Mirhoseini M, Shelgikar S, Cayton M M
Department of Cardiothoracic Surgery, St. Luke's Hospital, Milwaukee, WI.
Ann Thorac Surg. 1988 Apr;45(4):415-20. doi: 10.1016/s0003-4975(98)90015-7.
The concept of direct revascularization of ischemic myocardium by transmural left ventricular conduits has been investigated by several researchers. Early success was followed by closure of the pathways by fibrosis and scarring caused by mechanical trauma. The CO2 laser was examined as an alternative method of creating channels. Early experiments supported the hypothesis that laser channels would perfuse ischemic areas and would remain patent. Histological examination showed patent, endothelialized channels more than 2 years following operation in the experimental model. A clinical protocol was designed to assess the results of laser revascularization in a series of 12 patients. Patients selected were candidates for bypass grafting, but because of the coronary artery pathology involved, it was thought bypass grafting alone would result in incomplete revascularization. None of the 12 patients have died. Follow-up ranges from 3 to 32 months. Postoperative thallium stress tests and left ventriculography indicate that channels have remained patent and that they perfuse the myocardium. Direct laser revascularization of the myocardium may offer a viable adjunct in the treatment of ischemic heart disease.
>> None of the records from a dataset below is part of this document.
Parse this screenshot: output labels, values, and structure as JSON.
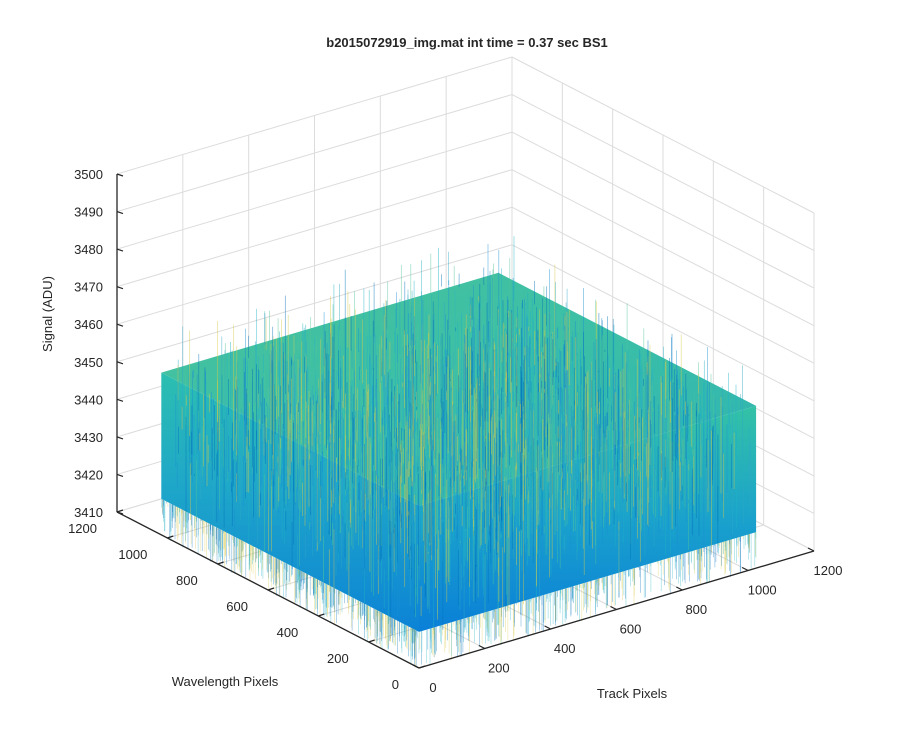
{
  "chart_data": {
    "type": "surface",
    "title": "b2015072919_img.mat int time = 0.37 sec   BS1",
    "xlabel": "Track Pixels",
    "ylabel": "Wavelength Pixels",
    "zlabel": "Signal (ADU)",
    "xlim": [
      0,
      1200
    ],
    "ylim": [
      0,
      1200
    ],
    "zlim": [
      3410,
      3500
    ],
    "xticks": [
      "0",
      "200",
      "400",
      "600",
      "800",
      "1000",
      "1200"
    ],
    "yticks": [
      "0",
      "200",
      "400",
      "600",
      "800",
      "1000",
      "1200"
    ],
    "zticks": [
      "3410",
      "3420",
      "3430",
      "3440",
      "3450",
      "3460",
      "3470",
      "3480",
      "3490",
      "3500"
    ],
    "grid": true,
    "colormap": "parula",
    "data_extent": {
      "x": [
        0,
        1024
      ],
      "y": [
        0,
        1024
      ],
      "z_mean": 3440,
      "z_range": [
        3415,
        3480
      ]
    },
    "colors": {
      "low": "#0072bd",
      "mid": "#1fb3c6",
      "high": "#d9c94a"
    }
  }
}
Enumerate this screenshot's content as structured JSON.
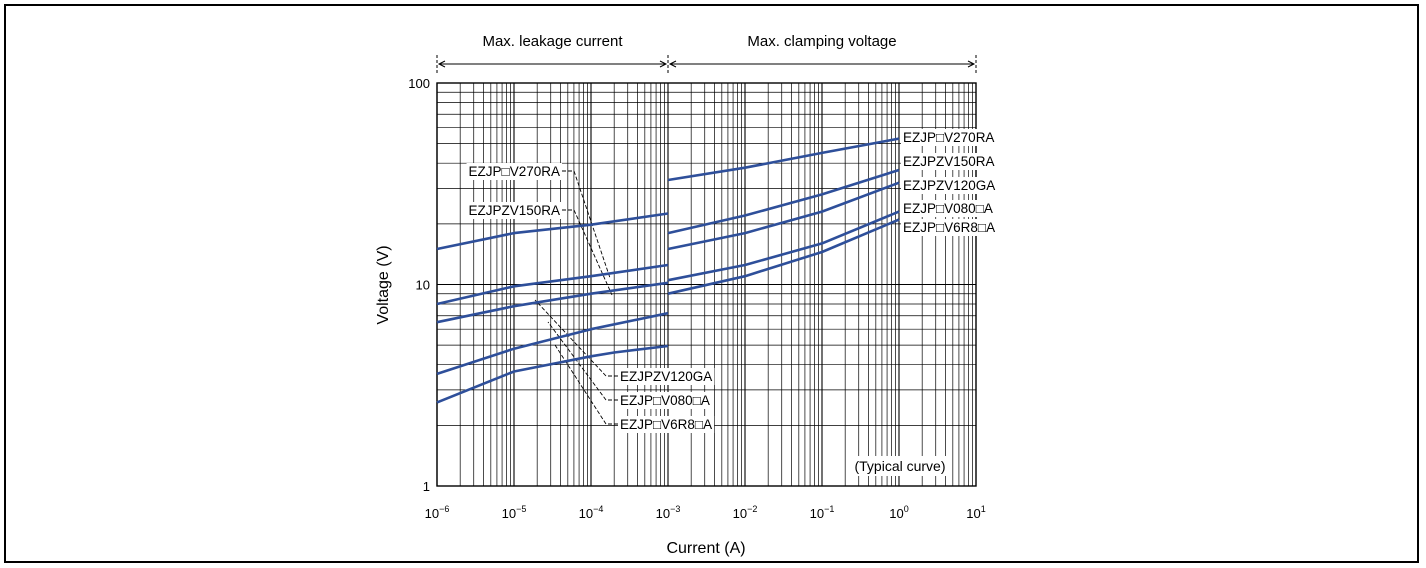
{
  "chart_data": {
    "type": "line",
    "xlabel": "Current (A)",
    "ylabel": "Voltage (V)",
    "x_scale": "log",
    "y_scale": "log",
    "xlim": [
      1e-06,
      10
    ],
    "ylim": [
      1,
      100
    ],
    "x_tick_labels": [
      {
        "base": "10",
        "exp": "−6"
      },
      {
        "base": "10",
        "exp": "−5"
      },
      {
        "base": "10",
        "exp": "−4"
      },
      {
        "base": "10",
        "exp": "−3"
      },
      {
        "base": "10",
        "exp": "−2"
      },
      {
        "base": "10",
        "exp": "−1"
      },
      {
        "base": "10",
        "exp": "0"
      },
      {
        "base": "10",
        "exp": "1"
      }
    ],
    "y_tick_labels": [
      "100",
      "10",
      "1"
    ],
    "grid": true,
    "regions": [
      {
        "label": "Max. leakage current",
        "x_from": 1e-06,
        "x_to": 0.001
      },
      {
        "label": "Max. clamping voltage",
        "x_from": 0.001,
        "x_to": 10
      }
    ],
    "annotation": "(Typical curve)",
    "line_color": "#2e4f9a",
    "series": [
      {
        "name": "EZJP□V270RA",
        "leakage": {
          "x": [
            1e-06,
            1e-05,
            0.0001,
            0.001
          ],
          "y": [
            15,
            18,
            19.8,
            22.5
          ]
        },
        "clamping": {
          "x": [
            0.001,
            0.01,
            0.1,
            1
          ],
          "y": [
            33,
            38,
            45,
            53
          ]
        }
      },
      {
        "name": "EZJPZV150RA",
        "leakage": {
          "x": [
            1e-06,
            1e-05,
            0.0001,
            0.001
          ],
          "y": [
            8,
            9.8,
            11,
            12.5
          ]
        },
        "clamping": {
          "x": [
            0.001,
            0.01,
            0.1,
            1
          ],
          "y": [
            18,
            22,
            28,
            37
          ]
        }
      },
      {
        "name": "EZJPZV120GA",
        "leakage": {
          "x": [
            1e-06,
            1e-05,
            0.0001,
            0.001
          ],
          "y": [
            6.5,
            7.8,
            9,
            10.2
          ]
        },
        "clamping": {
          "x": [
            0.001,
            0.01,
            0.1,
            1
          ],
          "y": [
            15,
            18,
            23,
            32
          ]
        }
      },
      {
        "name": "EZJP□V080□A",
        "leakage": {
          "x": [
            1e-06,
            1e-05,
            0.0001,
            0.001
          ],
          "y": [
            3.6,
            4.8,
            6,
            7.2
          ]
        },
        "clamping": {
          "x": [
            0.001,
            0.01,
            0.1,
            1
          ],
          "y": [
            10.5,
            12.5,
            16,
            23
          ]
        }
      },
      {
        "name": "EZJP□V6R8□A",
        "leakage": {
          "x": [
            1e-06,
            1e-05,
            0.0001,
            0.0002,
            0.001
          ],
          "y": [
            2.6,
            3.7,
            4.4,
            4.6,
            4.95
          ]
        },
        "clamping": {
          "x": [
            0.001,
            0.01,
            0.1,
            1
          ],
          "y": [
            9,
            11,
            14.5,
            21
          ]
        }
      }
    ],
    "right_labels": [
      "EZJP□V270RA",
      "EZJPZV150RA",
      "EZJPZV120GA",
      "EZJP□V080□A",
      "EZJP□V6R8□A"
    ],
    "left_upper_labels": [
      "EZJP□V270RA",
      "EZJPZV150RA"
    ],
    "left_lower_labels": [
      "EZJPZV120GA",
      "EZJP□V080□A",
      "EZJP□V6R8□A"
    ]
  }
}
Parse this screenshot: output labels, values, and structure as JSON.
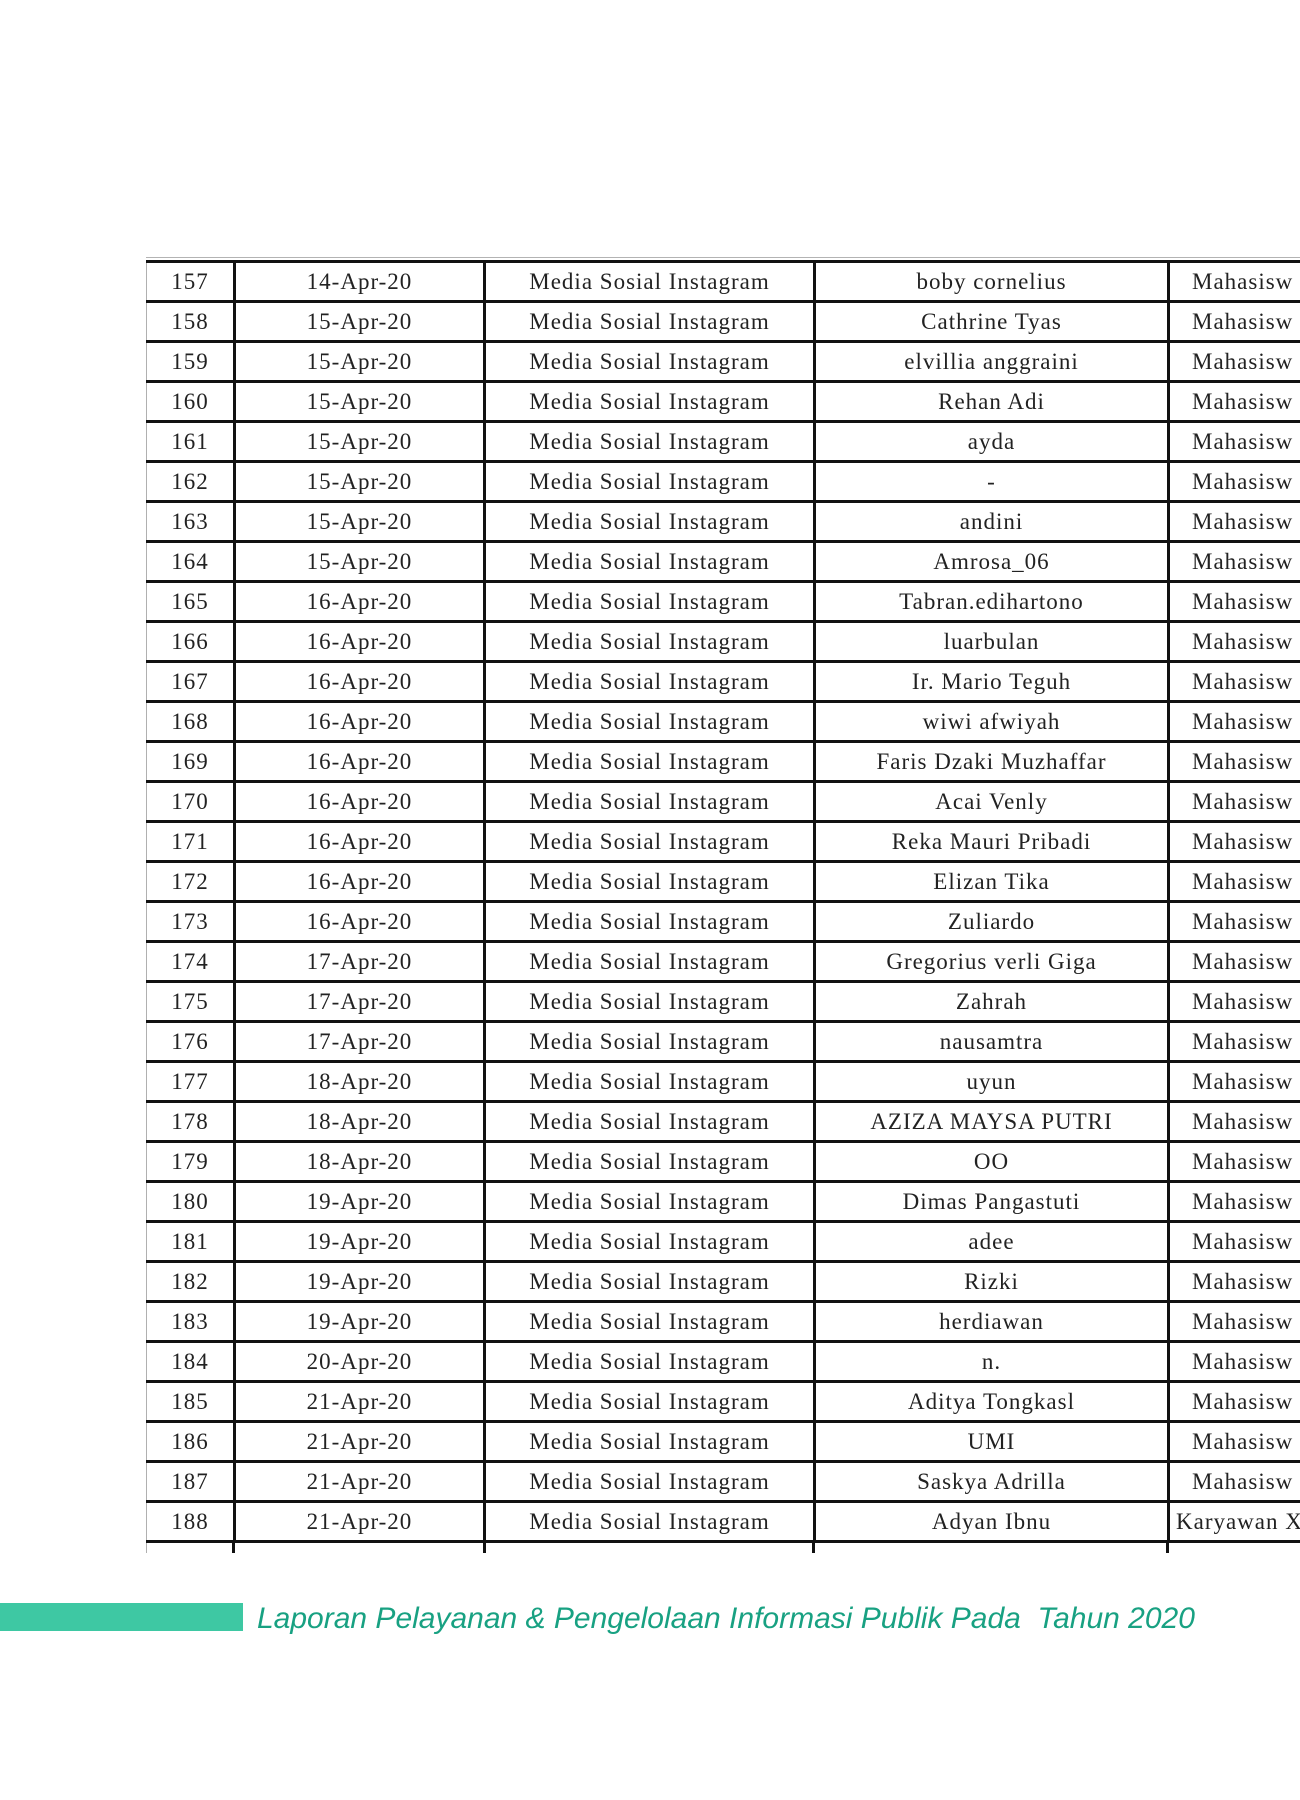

几位研究人员对经壁左心室导管实现缺血心肌直接血运重建的概念进行了研究。早期虽取得成功,但随后这些通路因机械创伤导致的纤维化和瘢痕形成而闭塞。二氧化碳激光被作为创建通道的一种替代方法进行研究。早期实验支持了这样的假说,即激光通道会灌注缺血区域并保持通畅。组织学检查显示,在实验模型中,术后两年多通道依然通畅且有内皮化。设计了一项临床方案来评估12例患者接受激光血运重建的结果。入选患者均为旁路移植术的候选对象,但由于涉及冠状动脉病变,认为仅行旁路移植术会导致血运重建不完全。12例患者均未死亡。随访时间为3至32个月。术后铊负荷试验和左心室造影表明通道依然通畅且能灌注心肌。心肌直接激光血运重建可能为缺血性心脏病的治疗提供一种可行的辅助手段。